The development and use agreements, which the City Council will be asked to ratify Wednesday, spell out the respective responsibilities and obligations for the city and the team regarding the $63 million ballpark expected to begin construction in early 2014.

Team owners Marvin Goldklang, Bill Murray and Mike Veeck also need to sign off on the lease.

The city will own the ballpark, 82 percent of which will be paid for with public money from the state and the city, while the minor-league Saints will run the facility year-round and use it for 70 games a season.
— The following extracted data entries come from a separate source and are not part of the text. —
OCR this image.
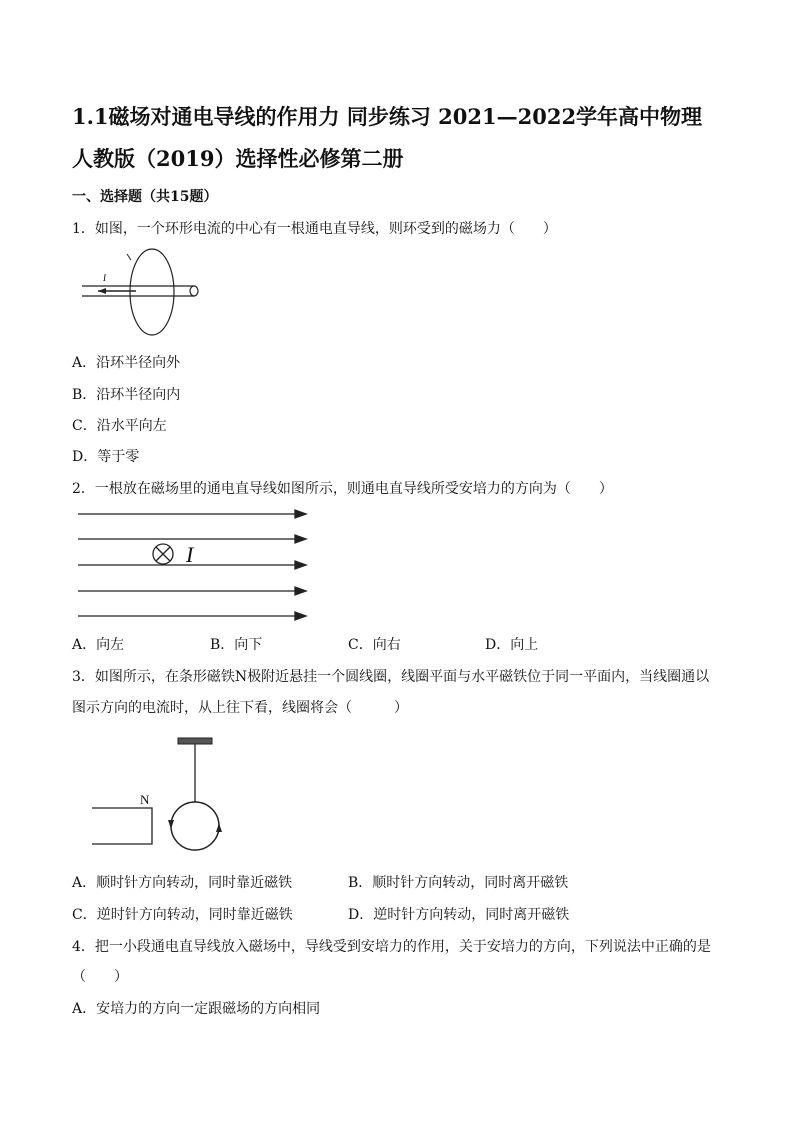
1.1磁场对通电导线的作用力 同步练习 2021—2022学年高中物理人教版（2019）选择性必修第二册
一、选择题（共15题）
1．如图，一个环形电流的中心有一根通电直导线，则环受到的磁场力（　　）
I
A．沿环半径向外
B．沿环半径向内
C．沿水平向左
D．等于零
2．一根放在磁场里的通电直导线如图所示，则通电直导线所受安培力的方向为（　　）
I
A．向左	B．向下	C．向右	D．向上
3．如图所示，在条形磁铁N极附近悬挂一个圆线圈，线圈平面与水平磁铁位于同一平面内，当线圈通以
图示方向的电流时，从上往下看，线圈将会（　　　）
N
A．顺时针方向转动，同时靠近磁铁	B．顺时针方向转动，同时离开磁铁
C．逆时针方向转动，同时靠近磁铁	D．逆时针方向转动，同时离开磁铁
4．把一小段通电直导线放入磁场中，导线受到安培力的作用，关于安培力的方向，下列说法中正确的是
（　　）
A．安培力的方向一定跟磁场的方向相同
"We feel strongly that the city's project and legal team did a great job … for the city's taxpayers," said Brad Meyer, a spokesman for the St. Paul Parks and Recreation Department. The agreements, he said, "represent a definite win-win-win for everyone involved."

The Saints' $11 million share of the ballpark's construction consists of $8.5 million in regular rent payments to the city and $2.5 million in cash. But the team will pay the lion's share of the ballpark's operating and maintenance costs, estimated at $5 million a year.

Under the agreements, the Saints will pay up to $1,000 per game for traffic control around the ballpark and insure all team games and events. The team will contribute $92,500 annually to a capital maintenance account to cover future improvements and ballpark needs.

The team will capture most revenue from naming rights, advertising, broadcast rights and concessions. But the lease spells out some revenue-sharing arrangements that would give St. Paul a piece of the Saints' success.

The team will be required to issue an annual report to the city detailing its annual net revenues, and to cut St. Paul a check should they go beyond $500,000. The Saints would pay the city 5 percent of revenues between $500,000 and $1.5 million, 7.5 percent up to $2.5 million, and 10 percent of proceeds over $2.5 million.

Anything the team gets over $500,000 in naming rights also would go to St. Paul. The city would use the revenues to pay down the $6 million internal loan it made in July to help close an $8.8 million funding gap.

The lease also gives the city a hedge should the Saints be sold in the next seven years. A team sale before the first pitch is thrown in May 2015 would guarantee the city 10 percent of the sales price; that cut would drop each year until May 2020, when the team could be sold without penalty.

On the other side of the ledger, St. Paul will be required to contribute $50,000 each year for ballpark operations and maintenance. In the ballpark's first three years the city also would pay groundskeeping costs of $75,000 annually to ensure the field turf is properly developed and maintained.

Meyer announced that the city made its first dent Thursday in drawing down its own $6 million loan: a $1 million redevelopment grant from the state Department of Employment and Economic Development that will be used to help clean up some of the polluted soil at the ballpark site.

He said city officials remain confident they will find funding sources to pay off the $5 million balance on the loan.

Demolition on the site, delayed for more than two weeks last month after a worker was killed by falling concrete, is expected to wrap up in mid-November, Meyer said. Design drawings also should be ready next month.

One of the remaining details to be settled — how much Ryan Companies would pay for cost overruns — won't be settled until early next year, he said.